A collaborative team of students and staff from ISU’s Department of Health Sciences and Department of Construction Management are working on the project, with the latter leading it.
The EPA’s People, Prosperity and the Planet grant program funds innovative technology projects, such as Solanki’s, to universities across the nation.
The ISU team received $15,000 to conduct research on a project titled “Recycled Glass as a Substitute for Portland Cement and Fly Ash in Controlled Low-Strength Material.”
“When you make concrete you use cement, right?” Solanki said. “Well Portland cement generates almost 8 percent of carbon dioxide on the Earth so that’s why we came up of this idea of saying, ‘Why not substitute some of the cement with recycled glass?’”
He explained that making cement in a plant creates a large amount of CO2, which is why his team came up with replacing the cement with glass in order to reduce the amount of CO2, while fitting the EPA’s grant criteria.
Solanki’s team is currently studying partial substitution of cement and fly ash with recycled glass in controlled low-strength material, also known as flowable fill.
“We’re trying to use it in a material which is called controlled low-strength material, which is ... mainly used for backfilling trenches, excavations and soil stabilization,” he said.
Fly ash is an industrial byproduct of burning coal in United States thermal power plants. Due to the material not being economical in many parts of the country, many concrete users are searching for an alternative that is both sustainable and economical.
The possibility of using recycled glass powder to offset the use of cement is where the project is focusing its attention.
“Our students are trying to make different cement mixes by replacing some of the cement fly ash with glass. Then we are trying to make some cement samples which will be tested after 13 times of curing and see how strong they are,” Solanki said.
“We’re also testing how well this material flows.

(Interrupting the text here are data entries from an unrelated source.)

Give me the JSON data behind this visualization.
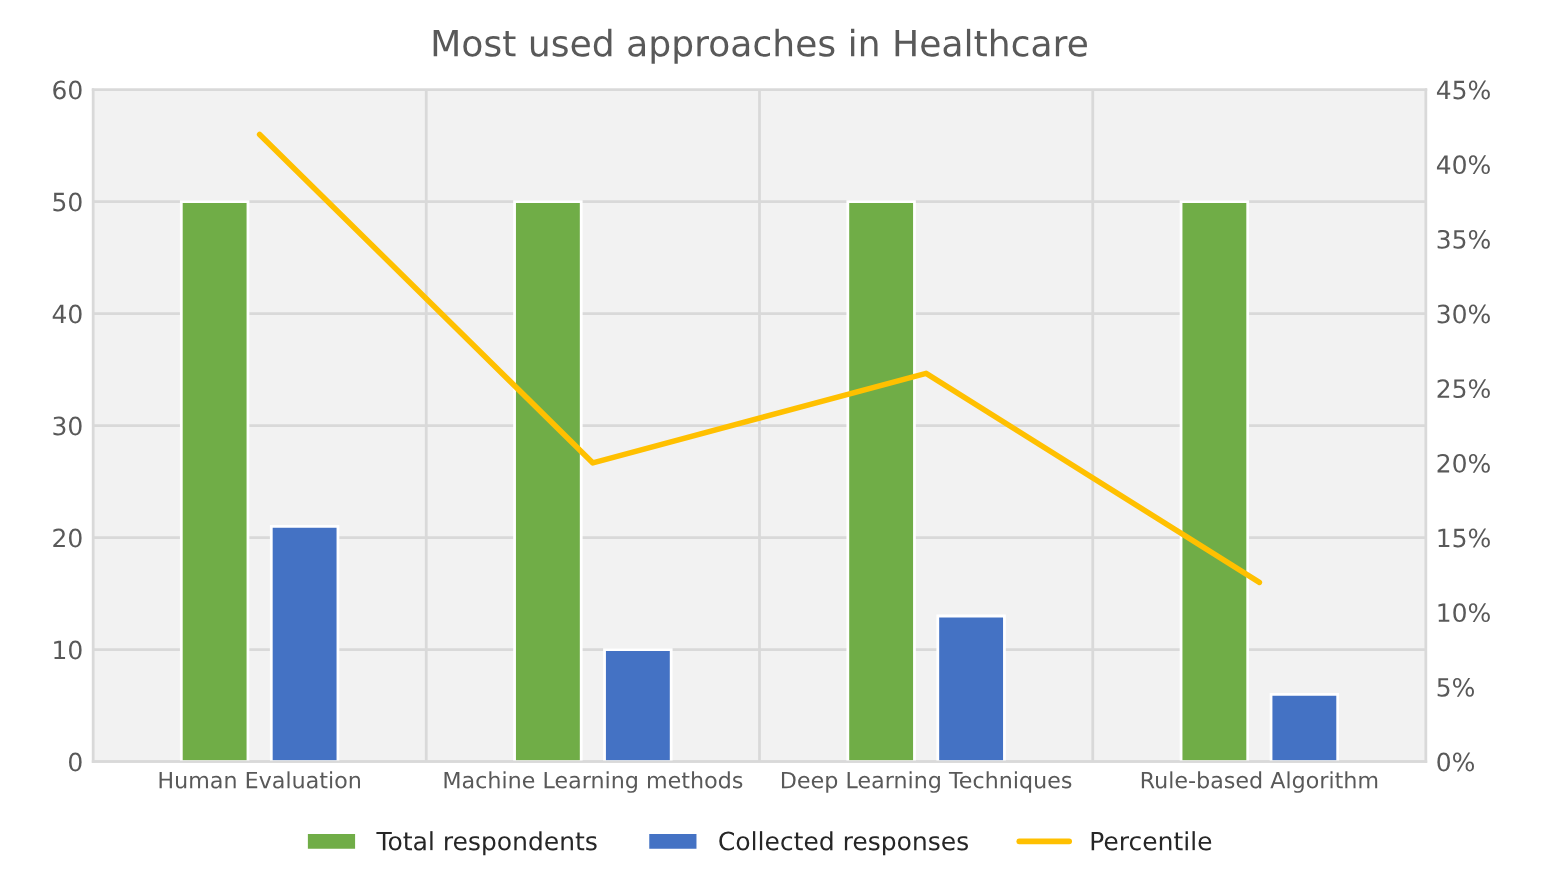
{
  "chart_data": {
    "type": "bar",
    "title": "Most used approaches in Healthcare",
    "categories": [
      "Human Evaluation",
      "Machine Learning methods",
      "Deep Learning Techniques",
      "Rule-based Algorithm"
    ],
    "series": [
      {
        "name": "Total respondents",
        "color": "#70ad47",
        "values": [
          50,
          50,
          50,
          50
        ]
      },
      {
        "name": "Collected responses",
        "color": "#4472c4",
        "values": [
          21,
          10,
          13,
          6
        ]
      },
      {
        "name": "Percentile",
        "type": "line",
        "axis": "y2",
        "color": "#ffc000",
        "values": [
          42,
          20,
          26,
          12
        ]
      }
    ],
    "ylim": [
      0,
      60
    ],
    "yticks": [
      0,
      10,
      20,
      30,
      40,
      50,
      60
    ],
    "y2lim": [
      0,
      45
    ],
    "y2ticks": [
      {
        "value": 0,
        "label": "0%"
      },
      {
        "value": 5,
        "label": "5%"
      },
      {
        "value": 10,
        "label": "10%"
      },
      {
        "value": 15,
        "label": "15%"
      },
      {
        "value": 20,
        "label": "20%"
      },
      {
        "value": 25,
        "label": "25%"
      },
      {
        "value": 30,
        "label": "30%"
      },
      {
        "value": 35,
        "label": "35%"
      },
      {
        "value": 40,
        "label": "40%"
      },
      {
        "value": 45,
        "label": "45%"
      }
    ],
    "grid": true,
    "legend": "bottom",
    "marker": "none",
    "line_style": "solid"
  }
}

It is supposed to flow literally something like water so if you poured that in an excavation you can fill that void and have it fit there,” he said.
He continued to say that in the community, there are blue bins where people can recycle materials such as cans and paper, but glass recycling is much more difficult.
“We have a place here which recycles glass but one of the problems is that they cannot recycle it here, they must ship it to Chicago which costs extra, as well as paying extra for transportation and sorting it by color,” Solanki said.
“Glass is different based on color so we can use that in local construction papers and that’s the good news of it and based on the data which I see, there is a lot of glass and only 27 percent is recycled. The rest is sent to landfills, meaning there’s a lot of room to recycle glass.”
Solanki said that by thinking down the road, the project will make a difference.